REPUBLIKA.CO.ID, BANGKOK -- Pemilihan umum Thailand kembali mengadu kekuatan lama Pheu Thai yang didukung keluarga miliarder Shinawatra melawan militer dan konservatif melalui partai-partai konservatif kanan. Pertarungan menahun ini akan menunjukan babak selanjutnya dari pemerintahan Thailand.
Benih-benih konflik ditaburkan pada 2001 ketika Thaksin Shinawatra disapu kekuasaan dengan platform pro-miskin, pro-bisnis yang memberi energi pada massa pedesaan yang kehilangan haknya dan menantang jaringan patronase. Posisi itu menempatkannya berselisih dengan elite mapan Thailand.
Para pencela Thaksin di kelas menengah perkotaan memandangnya sebagai sosok korup yang menyalahgunakan posisinya untuk membangun basis kekuatannya sendiri dan semakin memperkaya keluarganya. Protes massal pecah di Bangkok selama masa jabatan keduanya.
Pada 2006, militer menggulingkan Thaksin sehingga membuatnya melarikan diri ke pengasingan. Pemerintahan saudara perempuannya Yingluck mengalami nasib yang sama delapan tahun kemudian. Sekarang putrinya Paetongtarn Shinawatra telah mengambil peran tersebut untuk melawan pemerintahan yang didukung militer.
"14 Mei akan menjadi hari bersejarah. Kami akan berubah dari kediktatoran menjadi pemerintahan yang dipilih secara demokratis," kata Paetongtarn kepada massa yang bersorak di rapat umum terakhir Pheu Thai pada Jumat (12/5/2023)
"Setiap kali kami berkuasa, kami mampu membawa kemakmuran bagi rakyat. Saya memasuki politik untuk membantu generasi baru, untuk menghidupi keluarga mereka," ujar perempuan berusia 36 tahun itu.
Pendekatan populis Pheu Thai dan pendahulunya telah begitu sukses. Program mereka membuat kelompok saingan yang pernah mencemoohnya kini menawarkan kebijakan yang sangat mirip.
Salah satunya adalah partai Palang Pracharat yang didukung militer. Kelompok ini menjanjikan bantuan masing-masing 30.000 baht kepada 7,5 juta keluarga petani, peningkatan besar dalam tunjangan untuk orang tua dan proyek infrastruktur di wilayah termiskin Thailand.

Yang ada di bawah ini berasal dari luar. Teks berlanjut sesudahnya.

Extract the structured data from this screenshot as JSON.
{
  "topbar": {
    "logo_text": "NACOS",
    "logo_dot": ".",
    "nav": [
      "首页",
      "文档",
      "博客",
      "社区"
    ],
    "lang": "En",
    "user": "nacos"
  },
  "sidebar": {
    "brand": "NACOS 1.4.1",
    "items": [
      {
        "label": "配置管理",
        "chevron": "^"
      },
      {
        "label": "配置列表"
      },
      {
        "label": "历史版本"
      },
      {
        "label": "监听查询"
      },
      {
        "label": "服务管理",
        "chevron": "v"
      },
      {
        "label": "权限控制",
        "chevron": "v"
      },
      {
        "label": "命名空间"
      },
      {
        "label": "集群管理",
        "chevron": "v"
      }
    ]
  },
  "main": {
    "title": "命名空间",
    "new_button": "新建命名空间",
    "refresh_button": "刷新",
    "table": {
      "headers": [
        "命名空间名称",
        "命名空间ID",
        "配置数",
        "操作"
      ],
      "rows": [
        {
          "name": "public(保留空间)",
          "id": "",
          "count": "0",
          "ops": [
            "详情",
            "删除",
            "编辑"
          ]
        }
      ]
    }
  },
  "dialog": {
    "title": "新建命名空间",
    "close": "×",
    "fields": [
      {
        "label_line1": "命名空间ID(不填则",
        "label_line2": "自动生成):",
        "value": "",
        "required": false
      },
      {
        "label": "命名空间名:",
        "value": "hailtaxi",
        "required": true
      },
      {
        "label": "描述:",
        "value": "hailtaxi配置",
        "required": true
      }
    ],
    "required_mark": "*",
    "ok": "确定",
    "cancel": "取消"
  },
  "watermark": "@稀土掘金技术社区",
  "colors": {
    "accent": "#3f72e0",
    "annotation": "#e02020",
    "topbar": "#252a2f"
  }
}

Sedangkan United Thai Nation milik Perdana Menteri Thailand Prayuth Chan-ocha yang memimpin kudeta terhadap pemerintah terakhir Pheu Thai telah menjanjikan keringanan utang. Dia menjanjikan listrik yang lebih murah untuk kelompok berpenghasilan rendah dan subsidi untuk transportasi serta panen tanaman.
Prayuth telah berkampanye secara berkelanjutan, berharap untuk merayu pemilih kelas menengah konservatif yang lelah dengan protes jalanan dan pergolakan politik. "Kami tidak ingin perubahan yang akan menjungkirbalikkan negara. Bisakah Anda menerimanya? Tahukah Anda kerusakan seperti apa yang akan terjadi?" tanyanya kepada para pendukung pada Jumat.
Sedangkan partai baru Move Forward dipimpin oleh alumni Harvard berusia 42 tahun Pita Limjaroenrat mengalami lonjakan dukungan pada momen-momen terakhir. Partai tersebut mengandalkan suara dukungan dari kaum muda, termasuk 3,3 juta pemilih pemula yang memenuhi syarat. Agenda yang diusung oleh partai ini adalah rencana membongkar monopoli, melemahkan peran politik militer, dan mengubah undang-undang yang ketat terhadap penghinaan terhadap monarki.